Gürs, TBMM'ye seslenerek "Sahip olduğumuz bu tarihin fırsatı kaçırmayalım. Terör artık tamamen ortadan kalkmalı. Bu süreçte hızlı bir şekilde yol alınmalıdır. Bu süreçte elbette en hassas kesim olan şehit yakınları ve gaziler incitilmeden, hakları en özenli şekilde korunarak süreç yönetilmelidir. Şehit yakınları ve gazilere sözde değil, özde değerlendirmek gerekmektedir. Şehitlik, gazileri makamlarını istismar edenlere fırsat verilmemelidir.
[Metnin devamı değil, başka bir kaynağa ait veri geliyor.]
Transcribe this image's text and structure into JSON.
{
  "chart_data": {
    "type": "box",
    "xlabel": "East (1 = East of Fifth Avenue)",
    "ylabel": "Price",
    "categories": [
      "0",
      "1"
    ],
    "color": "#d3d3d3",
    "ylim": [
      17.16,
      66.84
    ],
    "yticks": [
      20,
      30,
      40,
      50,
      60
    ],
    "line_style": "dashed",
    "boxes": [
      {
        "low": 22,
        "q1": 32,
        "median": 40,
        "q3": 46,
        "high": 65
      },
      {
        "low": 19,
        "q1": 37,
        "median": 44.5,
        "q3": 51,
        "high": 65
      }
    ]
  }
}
Bunu buraya yüksek sesle ifade etmek isterim ki şehitlik, gazilik makamların kimsenin rant kapısı değildir. Şehit yakınlarımız ve gazilerimize yaklaşırken hassas olmalıyız. Şehit yakınlarımız, gazilerimiz cam misali kırılmadan önce çok hassas, kırılırsa keskin olurlar. Karıncayı bile incitmem deme bileden incinleri karınca. Şehit yakınlarımıza, gazilerimize yaklaşırken bilemize, amamıza, hakatımıza dikkat etmeliyiz. Hiçbir şehit çocuğunun gözünün yaşını sildiniz mi? Sanmam. Çünkü içe akan göz yaşları silinmez, hissedilir." ifadelerini kullandı.
KOMİSYON ÇALIŞMALARINA YARIN DA DEVAM EDECEK
Komisyonun beşinci toplantısı ise yarın yapılacak. Sabah bölümünde Cumartesi Anneleri ile Barış Anneleri dinlenecek. Günün ikinci yarısında ise İnsan Hak ve Hürriyetleri İnsani Yardım Vakfı (İHH), İnsan Hakları Derneği (İHD), Mazlum-Der ve Tahir Elçi İnsan Hakları Vakfı temsilcileri söz alacak.